All told, Sony has 27 3D products. It is pushing not only consumer 3D TVs, but internet TVs based on Google’s technology as well as 3D projectors, 3D video cameras, 3D Blu-ray players, and 3D panoramic still cameras. Digital cinema is taking off in the U.S. as theaters convert to 3D. Thirty 3D movies are in production this year, compared to 19 last year, Glasgow said. Sony Pictures is running workshops to train movie makers how to create 3D movies.

Sony is commissioning content such as 3D games that can work with its PlayStation 3 game console, and it has put in place a lot of content partnerships such as the World Cup 3D partnership. ESPN is broadcasting thousands of shows in the coming year in 3D. All of this is aimed at overcoming the inertia of consumers who may have already bought their flat-screen TVs just a few years ago.

In short, this is one of the biggest electronics sales jobs in history. Sony is running TV commercials featuring Justin Timberlake. For the summer, Sony has added 300 3D specialists to its Sony Style stores, where an estimated 200,000 demos will take place in the next few months. Sony will stage more than 5,000 marketing events for 3D.

“We are investing in educating the consumer,” Mike Fasulo, executive vice president and chief marketing officer at Sony Electronics in the U.S., said (pictured right). “The last thing we want to do is confuse the consumer and stall a sale.”
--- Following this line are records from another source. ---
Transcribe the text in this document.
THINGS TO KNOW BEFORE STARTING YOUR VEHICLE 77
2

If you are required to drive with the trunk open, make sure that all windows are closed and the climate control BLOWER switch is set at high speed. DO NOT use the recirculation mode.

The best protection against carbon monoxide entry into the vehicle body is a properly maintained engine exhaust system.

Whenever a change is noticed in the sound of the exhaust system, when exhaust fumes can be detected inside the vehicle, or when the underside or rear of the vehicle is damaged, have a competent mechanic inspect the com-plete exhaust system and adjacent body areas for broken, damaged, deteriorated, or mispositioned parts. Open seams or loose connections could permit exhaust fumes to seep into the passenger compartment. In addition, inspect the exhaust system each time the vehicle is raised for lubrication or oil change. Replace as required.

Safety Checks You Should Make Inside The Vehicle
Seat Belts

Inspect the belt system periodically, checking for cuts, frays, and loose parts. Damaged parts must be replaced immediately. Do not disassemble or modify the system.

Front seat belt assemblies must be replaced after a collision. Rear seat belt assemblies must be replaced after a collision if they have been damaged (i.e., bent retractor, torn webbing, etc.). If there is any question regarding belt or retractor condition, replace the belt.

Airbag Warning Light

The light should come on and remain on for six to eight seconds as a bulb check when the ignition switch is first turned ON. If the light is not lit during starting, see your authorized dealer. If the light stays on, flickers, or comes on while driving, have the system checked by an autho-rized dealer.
Chris Fawcett, head of TV sales at Sony in the U.S., said that early pre-orders for 3D TVs are good and that early promos show that consumers prefer the biggest screens available when considering a 3D TV purchase. Fasulo said the market education campaigns are aimed at taking away the anxiety of consumers when it comes to 3D.

On the other hand, a little anxiety also helps. Now many consumers are starting to feel that they should buy a 3D TV for the sake of future-proofing their home entertainment system from becoming obsolete.

Glasgow said he would love for the TVs to display stereoscopic 3D without the glasses, but for now it’s not possible or affordable.

Overall, Glasgow pledges that Sony will have the No. 1 market share in 3D TVs. Hopefully, the market won’t be the size of a puddle. Market researcher DisplaySearch estimates 3D TV revenues could hit $22 billion by 2018. DisplaySearch forecasts the market for 3D-ready TVs will grow from 0.2 million units in 2009 to 64 million units in 2018.

As one wag said recently, the experience of 3D TV will be as glorious as James Cameron’s Avatar movie, or as bad as the forgettable Ishtar.